As far back as 2015, a research paper highlighted “ways to adapt mango cultivation to climate change in the coming decades, such as cultivar and rootstock selection, and improvement of cultural practices.” Instead, the most damaging losses of mangoes come from lack of preparation.
A 2021 report by Mada Masr placed much of the blame on Egyptian officials for that year’s drop in the production of mangoes, in which 300,000 farmers grew 80 percent less than the previous year.
"As countries across the world pioneer new techniques for climate change mitigation, they already have plenty of options for mitigating global warming’s impact on mangoes"
The report faulted the Ministry of Agriculture and Land Reclamation for its failure to offer guidance to farmers on climate change mitigation, despite other episodes of climate change hurting yields: another weather-induced dip had taken place just three years earlier.
In theory, farmers already have channels for governmental and international support.
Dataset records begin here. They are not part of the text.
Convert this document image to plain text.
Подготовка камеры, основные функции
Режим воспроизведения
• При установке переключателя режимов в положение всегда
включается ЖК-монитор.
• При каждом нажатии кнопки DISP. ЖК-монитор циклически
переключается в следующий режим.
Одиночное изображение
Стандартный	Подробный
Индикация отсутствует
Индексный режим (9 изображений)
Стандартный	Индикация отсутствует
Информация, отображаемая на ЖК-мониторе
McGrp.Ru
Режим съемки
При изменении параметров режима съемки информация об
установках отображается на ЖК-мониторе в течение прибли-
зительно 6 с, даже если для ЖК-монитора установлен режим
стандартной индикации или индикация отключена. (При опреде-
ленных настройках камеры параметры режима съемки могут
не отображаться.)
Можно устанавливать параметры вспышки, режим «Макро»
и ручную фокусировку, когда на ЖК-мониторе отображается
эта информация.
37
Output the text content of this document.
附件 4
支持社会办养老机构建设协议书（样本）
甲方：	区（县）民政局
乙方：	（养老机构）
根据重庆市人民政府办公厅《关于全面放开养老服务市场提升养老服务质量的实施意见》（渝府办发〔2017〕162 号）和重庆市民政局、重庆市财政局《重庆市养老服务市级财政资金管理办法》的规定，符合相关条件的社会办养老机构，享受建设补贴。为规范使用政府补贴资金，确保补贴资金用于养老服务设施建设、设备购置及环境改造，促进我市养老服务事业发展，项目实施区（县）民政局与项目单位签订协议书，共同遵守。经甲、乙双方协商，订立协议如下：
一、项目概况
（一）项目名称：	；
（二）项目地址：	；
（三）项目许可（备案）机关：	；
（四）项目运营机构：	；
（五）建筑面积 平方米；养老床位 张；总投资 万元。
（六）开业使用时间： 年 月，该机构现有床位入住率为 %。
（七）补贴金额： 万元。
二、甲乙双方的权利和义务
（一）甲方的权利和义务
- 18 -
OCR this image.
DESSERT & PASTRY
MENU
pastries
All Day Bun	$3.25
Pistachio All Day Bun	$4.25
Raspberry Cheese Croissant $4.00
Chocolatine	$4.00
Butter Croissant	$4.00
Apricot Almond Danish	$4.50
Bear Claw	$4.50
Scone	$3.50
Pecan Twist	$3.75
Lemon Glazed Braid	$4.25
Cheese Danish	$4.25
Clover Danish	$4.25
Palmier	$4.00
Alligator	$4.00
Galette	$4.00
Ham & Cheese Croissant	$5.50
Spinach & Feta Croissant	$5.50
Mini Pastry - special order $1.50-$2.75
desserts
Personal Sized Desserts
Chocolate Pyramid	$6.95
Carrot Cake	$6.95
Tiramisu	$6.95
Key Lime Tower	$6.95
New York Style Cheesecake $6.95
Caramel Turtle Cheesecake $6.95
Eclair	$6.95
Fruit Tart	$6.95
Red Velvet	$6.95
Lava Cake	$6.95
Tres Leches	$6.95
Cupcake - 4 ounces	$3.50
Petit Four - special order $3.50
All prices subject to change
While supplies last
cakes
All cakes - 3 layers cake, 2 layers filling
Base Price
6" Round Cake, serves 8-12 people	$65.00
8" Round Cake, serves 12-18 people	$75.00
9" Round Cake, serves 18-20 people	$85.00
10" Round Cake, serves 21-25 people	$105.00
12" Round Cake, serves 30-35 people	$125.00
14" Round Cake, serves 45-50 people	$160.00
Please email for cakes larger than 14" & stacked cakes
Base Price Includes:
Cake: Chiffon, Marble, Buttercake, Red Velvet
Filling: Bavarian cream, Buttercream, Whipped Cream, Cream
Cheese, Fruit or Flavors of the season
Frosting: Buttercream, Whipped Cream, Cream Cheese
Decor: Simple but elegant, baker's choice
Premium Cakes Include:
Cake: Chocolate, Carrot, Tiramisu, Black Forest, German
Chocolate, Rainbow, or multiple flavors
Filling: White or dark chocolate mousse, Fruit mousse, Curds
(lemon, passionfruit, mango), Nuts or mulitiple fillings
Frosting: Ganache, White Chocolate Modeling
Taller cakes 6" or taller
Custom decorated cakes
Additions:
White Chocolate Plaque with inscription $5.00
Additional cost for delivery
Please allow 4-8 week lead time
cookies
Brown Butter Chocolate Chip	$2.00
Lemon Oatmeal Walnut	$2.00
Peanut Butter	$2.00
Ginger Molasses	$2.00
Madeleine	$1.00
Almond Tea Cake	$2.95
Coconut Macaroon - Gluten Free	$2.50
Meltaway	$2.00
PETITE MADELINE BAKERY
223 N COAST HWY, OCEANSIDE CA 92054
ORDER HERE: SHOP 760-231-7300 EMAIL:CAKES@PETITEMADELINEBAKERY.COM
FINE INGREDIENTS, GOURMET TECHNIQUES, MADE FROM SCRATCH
The sponsors of the Ismaila Mango Festival, for example, include not only Egyptian government agencies but also the United States Agency for International Development.
The Israeli Ministry of Agriculture and Rural Development has likewise provided financial assistance to producers of mangoes, with Turkish growers calling for the same. Even the United Nations has supported Kenya’s cultivators of mangoes as they battle climate change, a possible model for similar programs in Egypt, Israel, and Turkey and throughout the Middle East.
Success, though, will likely demand greater coordination between farmers, governments, and aid agencies.
As enthusiasm for mangoes spreads farther afield, opportunities to collaborate on protecting the fruit’s future may grow.
In 2016, Pakistan’s ambassador to Morocco sponsored a mango-themed festival that visited Agadir, Casablanca, Marrakesh, and Rabat, announcing, “For the first time ever, the Pakistani mango has been brought to the Moroccan people.” In Morocco’s neighbour Algeria, a farmer earned his own headlines and the attention of the National Chamber of Agriculture for attempting to cultivate mangoes in the country’s parched south.
Preserving the Middle East’s mangoes will require this kind of innovation as well as cooperation. And while mangoes’ future remains in question amid extreme weather and the acceleration of climate change, there can be no doubt about the region’s commitment to the fruit.